Item Filtering: ChatGPT-4 demonstrated proficiency in identifying and selecting items relevant to a specific UX concept ("Learnability") when prompted (prompt7). The top items selected by the model were deemed highly relevant by the researchers (listed in Appendix A4).

Practical Implications:

Automated Item Analysis: LLMs offer a rapid and low-effort method for exploring semantic structures within large sets of UX measurement items, potentially uncovering relationships that might be missed in manual analysis.
Developing Measurement Tools: The AI-generated topic structures and item lists can serve as a starting point for developing new, potentially more semantically coherent UX questionnaires or measurement frameworks.
Item Selection for Surveys: Practitioners creating ad-hoc surveys can use LLMs to quickly find existing, relevant measurement items for specific UX aspects they want to investigate, rather than formulating new ones from scratch.
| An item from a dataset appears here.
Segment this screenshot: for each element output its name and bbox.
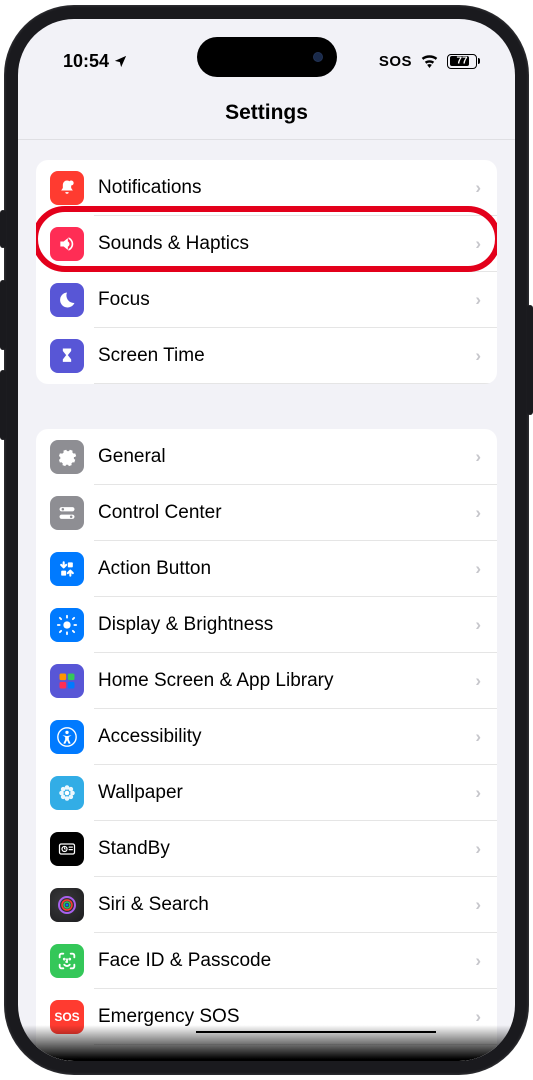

This could improve the quality and consistency of self-made questionnaires.
Understanding UX Constructs: Analyzing items semantically helps differentiate between the meaning of items (semantic similarity) and how they might correlate in practice due to user perception effects (empirical similarity), leading to a deeper understanding of the UX construct itself.

Limitations and Future Work:

The study excluded semantic differential items, a common format in UX questionnaires. Future work could explore prompt engineering techniques to include diverse item formats.
The AI-generated classifications and item lists require further empirical validation to ensure their reliability and usefulness as measurement tools.
The non-deterministic nature of LLMs means results might vary slightly on repeated runs, although the authors argue this mirrors variability among human experts.

In conclusion, the paper demonstrates the potential of using LLMs like ChatGPT-4 as a tool in UX research to analyze questionnaire items, identify underlying semantic structures, and assist in finding relevant measures for specific UX concepts, thereby contributing to efforts to establish a more common ground in the field.